9 June 2017

AP Interview: France warns of risk of war in cyberspace


By JOHN LEICESTER

Cyberspace faces an approaching risk of "permanent war" between states and criminal or extremist organizations because of increasingly destructive hacking attacks, the head of the French government's cybersecurity agency warned Thursday.

In a wide-ranging interview in his office with The Associated Press, Guillaume Poupard lamented a lack of commonly agreed rules to govern cyberspace and said: "We must work collectively, not just with two or three Western countries, but on a global scale."

"With what we see today — attacks that are criminal, from states, often for espionage or fraud but also more and more for sabotage or destruction — we are getting closer, clearly, to a state of war, a state of war that could be more complicated, probably, than those we've known until now," he said.

His comments echoed testimony from the head of the U.S. National Security Agency, Adm. Michael Rogers, to the Senate Armed Services Committee on May 9. Rogers spoke of "cyber effects" being used by states "to maintain the initiative just short of war" and said: "'Cyber war' is not some future concept or cinematic spectacle, it is real and here to stay."

Poupard said "the most nightmare scenario, the point of view that Rogers expressed and which I share" would be "a sort of permanent war — between states, between states and other organizations, which can be criminal and terrorist organizations — where everyone will attack each other, without really knowing who did what. A sort of generalized chaos that could affect all of cyberspace."

Poupard is director general of the government cyber-defense agency known in France by its acronym, ANSSI. Its agents were immediately called to deal with the aftermath of a hack and massive document leak that hit the election campaign of President Emmanuel Macron just two days before his May 7 victory.

Contrary to Rogers, who said the U.S. warned France of "Russian activity" before Macron's win, Poupard didn't point the finger at Russia. He told the AP that ANSSI's investigation found no trace behind the Macron hack of the notorious hacking group APT28 — identified by the U.S. government as a Russian intelligence outfit and blamed for hacks of the U.S. election campaign, anti-doping agencies and other targets. The group also is known by other names, including "Fancy Bear."

Poupard described the Macron campaign hack as "not very technological" and said: "The attack was so generic and simple that it could have been practically anyone."

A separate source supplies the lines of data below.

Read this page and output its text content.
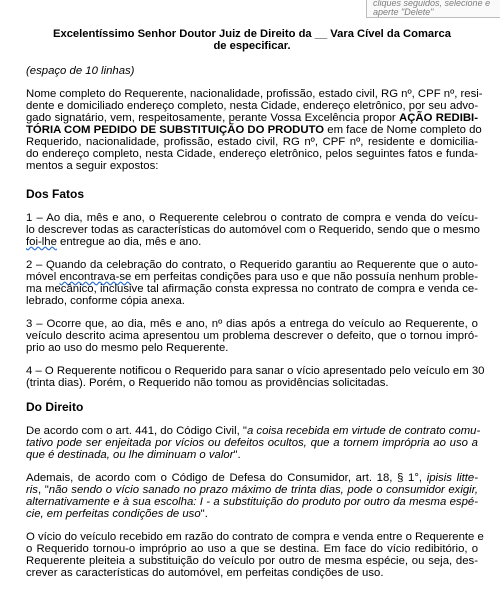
cliques seguidos, selecione e
aperte "Delete"
Excelentíssimo Senhor Doutor Juiz de Direito da __ Vara Cível da Comarca
de especificar.

(espaço de 10 linhas)

Nome completo do Requerente, nacionalidade, profissão, estado civil, RG nº, CPF nº, resi-
dente e domiciliado endereço completo, nesta Cidade, endereço eletrônico, por seu advo-
gado signatário, vem, respeitosamente, perante Vossa Excelência propor AÇÃO REDIBI-
TÓRIA COM PEDIDO DE SUBSTITUIÇÃO DO PRODUTO em face de Nome completo do
Requerido, nacionalidade, profissão, estado civil, RG nº, CPF nº, residente e domicilia-
do endereço completo, nesta Cidade, endereço eletrônico, pelos seguintes fatos e funda-
mentos a seguir expostos:

Dos Fatos

1 – Ao dia, mês e ano, o Requerente celebrou o contrato de compra e venda do veícu-
lo descrever todas as características do automóvel com o Requerido, sendo que o mesmo
foi-lhe entregue ao dia, mês e ano.

2 – Quando da celebração do contrato, o Requerido garantiu ao Requerente que o auto-
móvel encontrava-se em perfeitas condições para uso e que não possuía nenhum proble-
ma mecânico, inclusive tal afirmação consta expressa no contrato de compra e venda ce-
lebrado, conforme cópia anexa.

3 – Ocorre que, ao dia, mês e ano, nº dias após a entrega do veículo ao Requerente, o
veículo descrito acima apresentou um problema descrever o defeito, que o tornou impró-
prio ao uso do mesmo pelo Requerente.

4 – O Requerente notificou o Requerido para sanar o vício apresentado pelo veículo em 30
(trinta dias). Porém, o Requerido não tomou as providências solicitadas.

Do Direito

De acordo com o art. 441, do Código Civil, "a coisa recebida em virtude de contrato comu-
tativo pode ser enjeitada por vícios ou defeitos ocultos, que a tornem imprópria ao uso a
que é destinada, ou lhe diminuam o valor".

Ademais, de acordo com o Código de Defesa do Consumidor, art. 18, § 1°, ipisis litte-
ris, "não sendo o vício sanado no prazo máximo de trinta dias, pode o consumidor exigir,
alternativamente e à sua escolha: I - a substituição do produto por outro da mesma espé-
cie, em perfeitas condições de uso".

O vício do veículo recebido em razão do contrato de compra e venda entre o Requerente e
o Requerido tornou-o impróprio ao uso a que se destina. Em face do vício redibitório, o
Requerente pleiteia a substituição do veículo por outro de mesma espécie, ou seja, des-
crever as características do automóvel, em perfeitas condições de uso.
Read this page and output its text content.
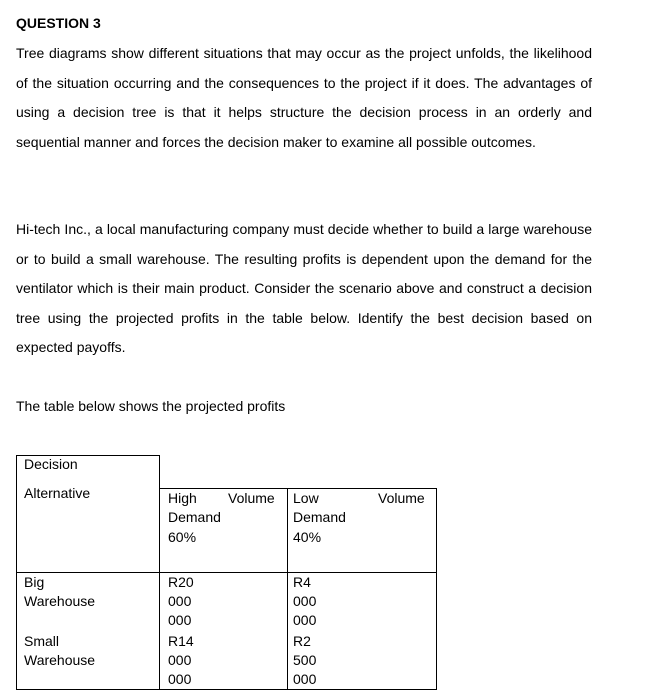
QUESTION 3
Tree diagrams show different situations that may occur as the project unfolds, the likelihood of the situation occurring and the consequences to the project if it does. The advantages of using a decision tree is that it helps structure the decision process in an orderly and sequential manner and forces the decision maker to examine all possible outcomes.
Hi-tech Inc., a local manufacturing company must decide whether to build a large warehouse or to build a small warehouse. The resulting profits is dependent upon the demand for the ventilator which is their main product. Consider the scenario above and construct a decision tree using the projected profits in the table below. Identify the best decision based on expected payoffs.
The table below shows the projected profits
Decision
Alternative	High Volume
Demand
60%
Low	Volume
Demand
40%
Big Warehouse
R20 000 000
R4 000 000
Small Warehouse
R14 000 000
R2 500 000
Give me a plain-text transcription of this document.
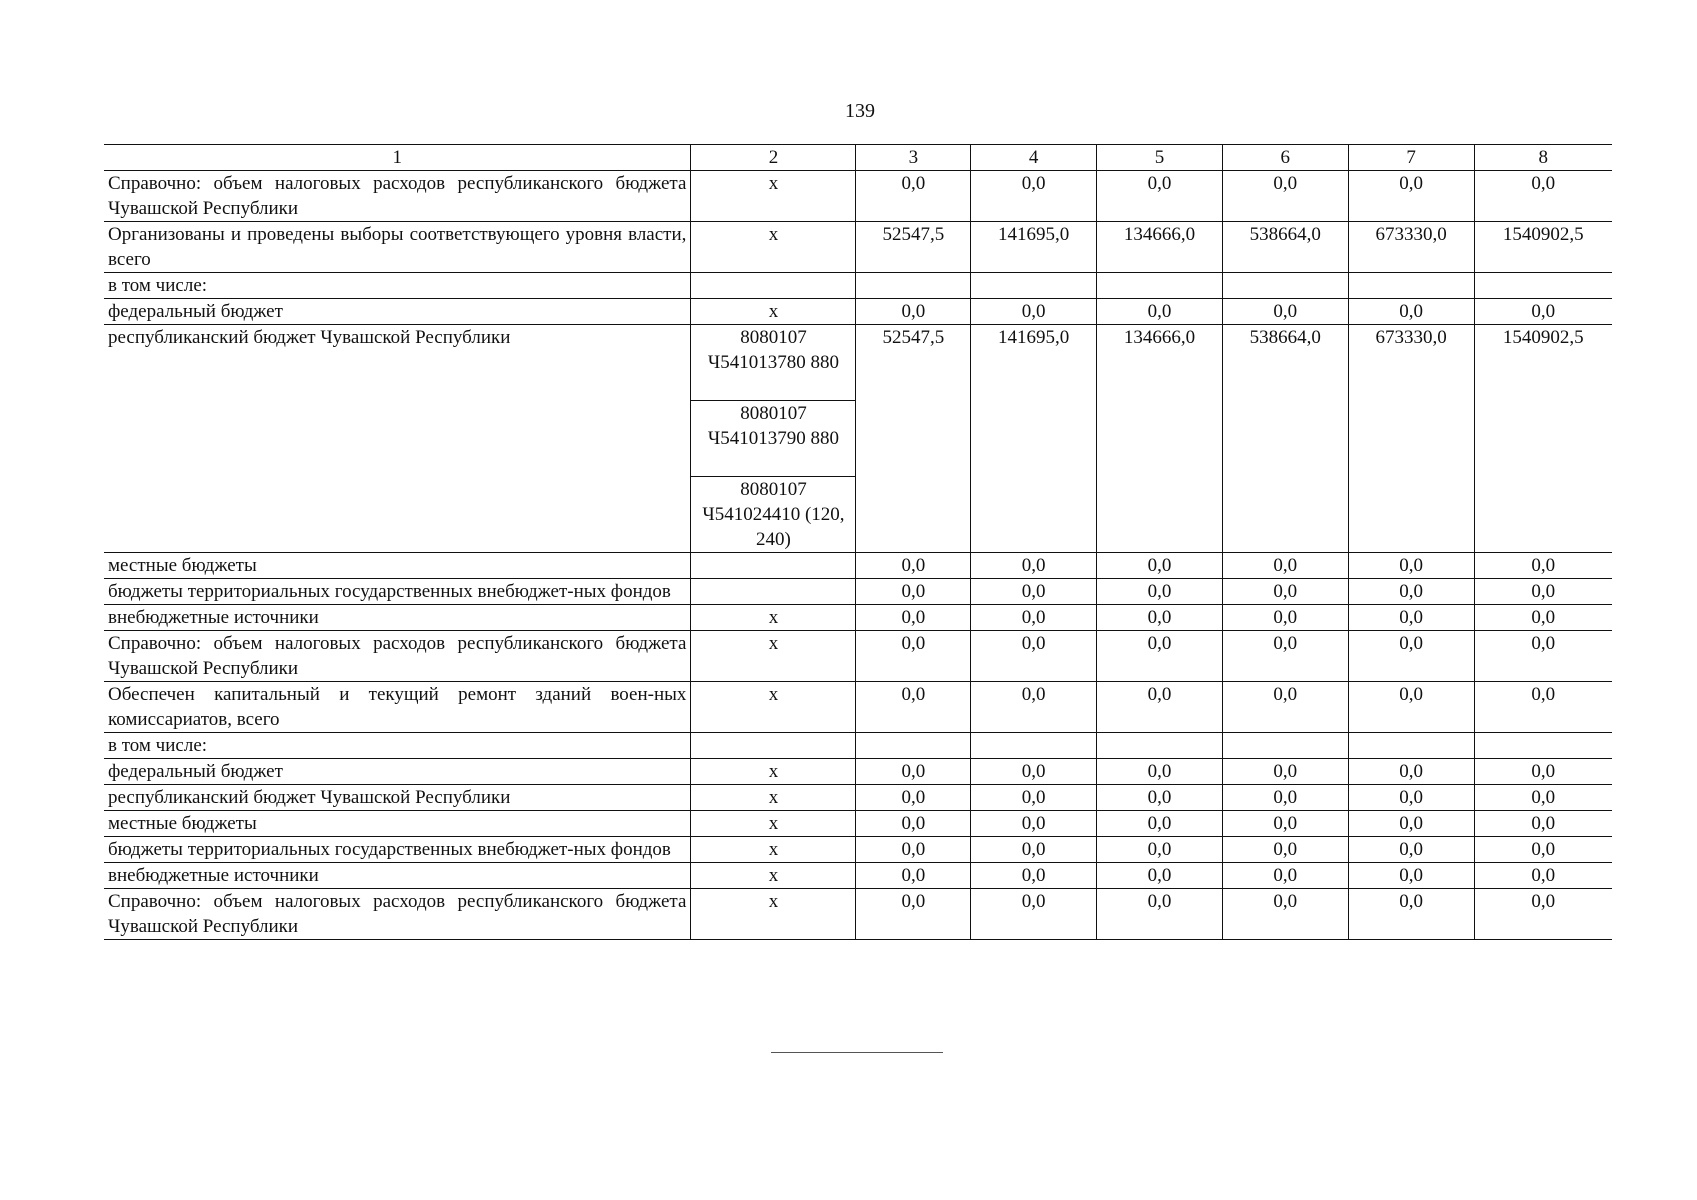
139
1	2	3	4	5	6	7	8
Справочно: объем налоговых расходов республиканского бюджета Чувашской Республики	х	0,0	0,0	0,0	0,0	0,0	0,0
Организованы и проведены выборы соответствующего уровня власти, всего	х	52547,5	141695,0	134666,0	538664,0	673330,0	1540902,5
в том числе:							
федеральный бюджет	х	0,0	0,0	0,0	0,0	0,0	0,0
республиканский бюджет Чувашской Республики	8080107 Ч541013780 880	52547,5	141695,0	134666,0	538664,0	673330,0	1540902,5
	8080107 Ч541013790 880						
	8080107 Ч541024410 (120, 240)						
местные бюджеты		0,0	0,0	0,0	0,0	0,0	0,0
бюджеты территориальных государственных внебюджет-ных фондов		0,0	0,0	0,0	0,0	0,0	0,0
внебюджетные источники	х	0,0	0,0	0,0	0,0	0,0	0,0
Справочно: объем налоговых расходов республиканского бюджета Чувашской Республики	х	0,0	0,0	0,0	0,0	0,0	0,0
Обеспечен капитальный и текущий ремонт зданий воен-ных комиссариатов, всего	х	0,0	0,0	0,0	0,0	0,0	0,0
в том числе:							
федеральный бюджет	х	0,0	0,0	0,0	0,0	0,0	0,0
республиканский бюджет Чувашской Республики	х	0,0	0,0	0,0	0,0	0,0	0,0
местные бюджеты	х	0,0	0,0	0,0	0,0	0,0	0,0
бюджеты территориальных государственных внебюджет-ных фондов	х	0,0	0,0	0,0	0,0	0,0	0,0
внебюджетные источники	х	0,0	0,0	0,0	0,0	0,0	0,0
Справочно: объем налоговых расходов республиканского бюджета Чувашской Республики	х	0,0	0,0	0,0	0,0	0,0	0,0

Without ruling out the possibility that a state might have been involved, he said the attack's simplicity "means that we can imagine that it was a person who did this alone. They could be in any country."

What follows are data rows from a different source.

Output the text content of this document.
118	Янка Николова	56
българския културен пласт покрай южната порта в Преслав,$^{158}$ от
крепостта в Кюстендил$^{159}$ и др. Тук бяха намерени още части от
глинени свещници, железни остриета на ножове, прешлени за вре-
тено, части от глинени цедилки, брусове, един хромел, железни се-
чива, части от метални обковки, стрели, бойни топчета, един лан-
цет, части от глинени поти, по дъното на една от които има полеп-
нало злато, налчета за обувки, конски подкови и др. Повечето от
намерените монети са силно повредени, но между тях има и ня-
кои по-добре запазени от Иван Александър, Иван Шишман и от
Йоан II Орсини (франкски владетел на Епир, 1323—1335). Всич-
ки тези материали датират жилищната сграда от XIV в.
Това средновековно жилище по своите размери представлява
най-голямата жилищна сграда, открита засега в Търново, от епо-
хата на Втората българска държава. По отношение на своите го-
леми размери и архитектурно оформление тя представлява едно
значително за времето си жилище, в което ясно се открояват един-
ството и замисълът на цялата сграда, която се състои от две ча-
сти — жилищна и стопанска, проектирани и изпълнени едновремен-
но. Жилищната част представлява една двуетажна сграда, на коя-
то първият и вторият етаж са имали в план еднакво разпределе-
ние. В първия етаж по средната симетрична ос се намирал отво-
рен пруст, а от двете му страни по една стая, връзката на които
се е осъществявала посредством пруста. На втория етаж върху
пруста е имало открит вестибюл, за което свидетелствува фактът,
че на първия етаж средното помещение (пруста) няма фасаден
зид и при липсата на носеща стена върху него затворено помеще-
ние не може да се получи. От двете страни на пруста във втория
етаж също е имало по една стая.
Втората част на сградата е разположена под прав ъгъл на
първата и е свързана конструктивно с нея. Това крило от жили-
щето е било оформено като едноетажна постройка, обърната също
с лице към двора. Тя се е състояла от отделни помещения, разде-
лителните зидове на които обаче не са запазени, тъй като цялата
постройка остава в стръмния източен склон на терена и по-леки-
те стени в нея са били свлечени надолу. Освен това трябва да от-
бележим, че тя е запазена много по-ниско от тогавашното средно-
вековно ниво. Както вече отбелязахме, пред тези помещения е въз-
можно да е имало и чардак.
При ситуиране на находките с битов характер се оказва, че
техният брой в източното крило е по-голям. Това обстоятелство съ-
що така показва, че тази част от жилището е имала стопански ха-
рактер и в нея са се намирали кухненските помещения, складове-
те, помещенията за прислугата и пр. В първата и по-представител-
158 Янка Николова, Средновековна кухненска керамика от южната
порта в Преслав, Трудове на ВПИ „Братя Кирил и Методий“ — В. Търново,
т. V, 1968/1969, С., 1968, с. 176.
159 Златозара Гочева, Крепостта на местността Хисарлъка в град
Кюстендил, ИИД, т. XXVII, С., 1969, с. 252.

"It really could be anyone. It could even be an isolated individual," he said.

Poupard contrasted the "Macron Leaks" hack with another far more sophisticated attack that took French broadcaster TV5 Monde off the air in 2015. There, "very specific tools were used to destroy the equipment" in the attack that "resembles a lot what we call collectively APT28," he said.

"To say 'Macron Leaks' was APT28, I'm absolutely incapable today of doing that," he said. "I have absolutely no element to say whether it is true or false."

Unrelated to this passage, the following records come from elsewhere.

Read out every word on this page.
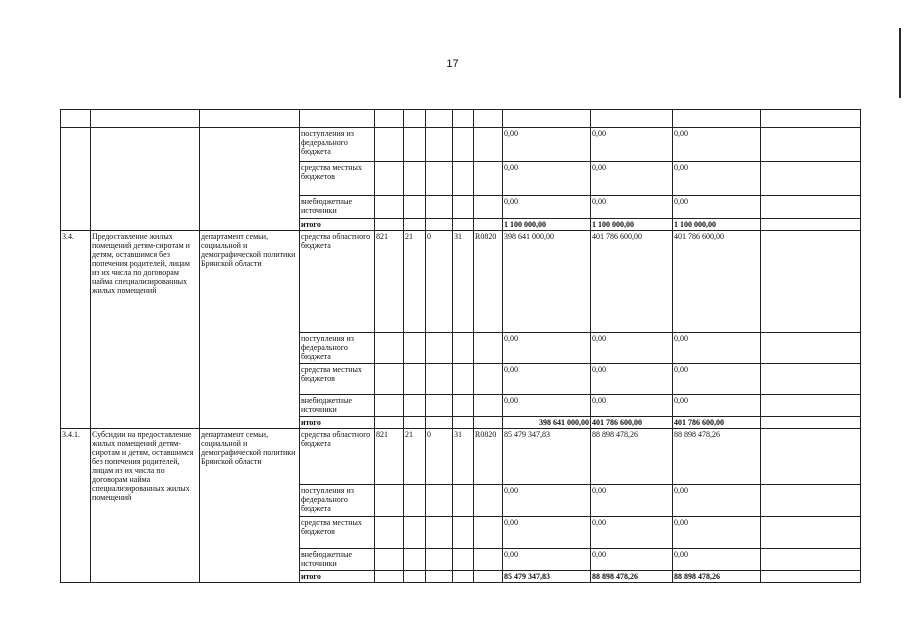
17

			поступления из федерального бюджета						0,00	0,00	0,00	
			средства местных бюджетов						0,00	0,00	0,00	
			внебюджетные источники						0,00	0,00	0,00	
			итого						1 100 000,00	1 100 000,00	1 100 000,00	
3.4.	Предоставление жилых помещений детям-сиротам и детям, оставшимся без попечения родителей, лицам из их числа по договорам найма специализированных жилых помещений	департамент семьи, социальной и демографической политики Брянской области	средства областного бюджета	821	21	0	31	R0820	398 641 000,00	401 786 600,00	401 786 600,00	
			поступления из федерального бюджета						0,00	0,00	0,00	
			средства местных бюджетов						0,00	0,00	0,00	
			внебюджетные источники						0,00	0,00	0,00	
			итого						398 641 000,00	401 786 600,00	401 786 600,00	
3.4.1.	Субсидии на предоставление жилых помещений детям-сиротам и детям, оставшимся без попечения родителей, лицам из их числа по договорам найма специализированных жилых помещений	департамент семьи, социальной и демографической политики Брянской области	средства областного бюджета	821	21	0	31	R0820	85 479 347,83	88 898 478,26	88 898 478,26	
			поступления из федерального бюджета						0,00	0,00	0,00	
			средства местных бюджетов						0,00	0,00	0,00	
			внебюджетные источники						0,00	0,00	0,00	
			итого						85 479 347,83	88 898 478,26	88 898 478,26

Rogers, the NSA director, said in his Senate Armed Services hearing that U.S. authorities gave their French counterparts "a heads-up" before the Macron documents leaked that: "'We are watching the Russians. We are seeing them penetrate some of your infrastructure. Here is what we have seen. What can we do to try to assist?'"

Poupard said Rogers' comments left him perplexed and that the French had long been on alert about potential threats to their presidential election.

"Why did Admiral Rogers say that, like that, at that time? It really surprised me. It really surprised my European allies. And to be totally frank, when I spoke about it to my NSA counterparts and asked why did he say that, they didn't really know how to reply either," he said. "Perhaps he went further than what he really wanted to say."

Still, Poupard said the attack highlighted the cyber-threat to democratic processes. "Unfortunately, we now know the reality that we are going to live with forever, probably," he said.

Poupard said France suffers "about 20" very serious attacks each year — "very serious means that they shouldn't have happened and the impacts were very serious for the entire nation."

The attack on TV5 was a rare public example. In 2016, others targeted government administrations and big companies quoted on the benchmark French stock market index, the CAC-40, he said.

Pointing fingers at suspected authors is fraught with risk, because sophisticated attackers can mask their activities with false trails, he said.

"We suffered attacks that were attributed to China, that we think came from China. Among them, some came from China. China is big, I don't know if it was the state, criminals," he said. "What I am certain of is that among these attacks, some strangely resembled Chinese attacks but in fact didn't come from China."

"If you start to accuse one country when in fact it was another country ... we'll get international chaos," he said. "We'll get what we all fear, which is to say a sort of permanent conflict where everyone is attacking everyone else."